From what I can tell using firefox and paint.net, it has a lot to do with how the picture is rendered. Let's take this page for example. If you use chrome, you can right click on a picture and choose inspect element to see what the HTML is for that object. Let's look at some examples:
Super User Logo at top of this screen:
<a href="/">Super User</a>
This code tells us that the Logo itself is not really a logo, but text with a background image that is generated with CSS. When you drag and drop, the photo editing system thinks you are trying to paste in text resulting in failure.
Your user icon on this question:
This now looks like an actual picture with a full HTML address for the photo software to go looking for. Drag and dropping this item works because there is an actual image at that address.
Google Image searchm first result for "Test"

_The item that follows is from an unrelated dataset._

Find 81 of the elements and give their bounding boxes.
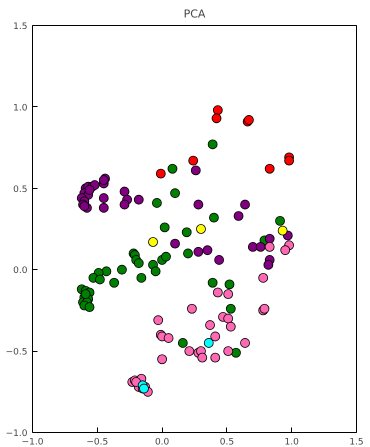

<a id="rg_hpl" href="http://www.google.com/imgres?hl=en&safe=active&gbv=2amp;
biw=1184&bih=665&tbm=isch&tbnid=UeYWZFjYErEM6M:&imgrefurl=http://xkcd.com
/329/&docid=3RREZVfSPVfy9M&imgurl=http://imgs.xkcd.com/comics/turing_test.png&
amp;w=320&h=394&ei=_cIhT_mEEsTDmQWO44GuDA&zoom=1&iact=rc&dur=119&
amp;sig=108756717684034720355&page=1&tbnh=154&tbnw=125&start=0&ndsp=20&
amp;ved=1t:429,r:0,s:0&tx=103&ty=28"></a>
On this site, the images are not actually images. The objects are links to other websites. While the image URL is in this object, your photo editor has no idea what to do with it.
While I may be wrong to the actual reason, this is how my understanding of web technology explains this behavior.
I should note that most images are cached locally on your computer when you view them.